我叫方唐。这名字听上去很甜蜜,其实很敷衍,不过是我老爸老妈的姓堆在一块儿罢了。那年代的人,一心都在革命事业上,孩子不过是副产品,起个名字大概是提醒自己别忘了家里还有孩子,至于叫什么无所谓。我小学一个要好的同学,大名韩铁钎,写在户口本上的。他爸是钢铁厂的炉前工,家里的小孩名字全带“铁”字,最惨是他三哥,叫韩铁锭。韩铁钎跟我说,为这名字他三哥都自杀好几回了。我长大后每次回忆起韩铁钎,都能感觉到一股生猛的淫荡和莫名的疼痛感。这个带着工业时代冰冷印记和欧式SM风格的名字,莫名其妙地成为我童年最为深刻的记忆之一。

我的家乡在东北,那里盛产钢铁、煤炭、大米和二人转演员。不过在我出生的那个年代,二人转演员还没现在这么火,赵天王大约还在铁岭拉二胡,所以那时候人们关于东北的记忆,只有工业基地,并没有穿苏格兰花裤衩的饭店服务员。

我家老头是当地国土局的一个副局长,主管采矿审批,是个实权人物。说起来巧,我15岁那年,母亲去世,父亲提副局长。所谓“升官发财死老婆”,人生三大乐事老头一年里全部实现,正是春风得意马蹄急的时候,天天满面红光春心荡漾,如果不是我适时地给他添点儿堵,恐怕他要激动到脑梗。

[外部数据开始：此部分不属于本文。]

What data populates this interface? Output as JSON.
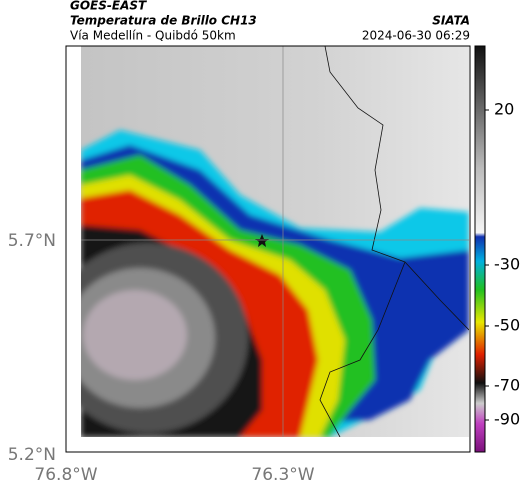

按现在的标准来讲,我是个“官二代”,不过那个时候资讯没有现在发达,“官二代”恶行不彰,民愤还没现在这么大。况且我还是个比较低调的人,吃得好穿得好还不张扬,没人知道我穿的衣服是什么牌子,因为我都把牌子拆掉,家里的钱来路不正,这个我很小就知道。

这方面我家老头就明显不如我,阿玛尼的衣服卡地亚的表,怎么得瑟怎么来,“贪官”二字基本就写在脸上。别人还规规矩矩的时候,他已经开始吃拿卡要,别人开始吃拿卡要的时候,他已经在养情妇包二奶,别人开始养情妇包二奶的时候,他已经进去了。

我的母亲去世后,按说我和老头该相依为命,但是中国的父子关系粗暴的多,和谐的少。我当时身处逆反时期,荷尔蒙紊乱,看什么都不顺眼。老头在官场混的久了,官位不高但官气很重。他手里管着采矿权审批,身边总有一帮煤老板前呼后拥。其实90年代煤炭价格不高,挖煤并不是很赚钱,煤老板们发家是2000年以后的事情。但当时煤炭虽然不值钱,采矿权却很值钱,一个采矿证能转几手甚至十几手,最后挖煤的和当初拿到采矿证的根本不是一帮人。老头开始还挺谨慎,批个条子只敢收些烟酒,后来发现没人管,胆子越来越大,没过多长时间,家里面就已经开始出现金条。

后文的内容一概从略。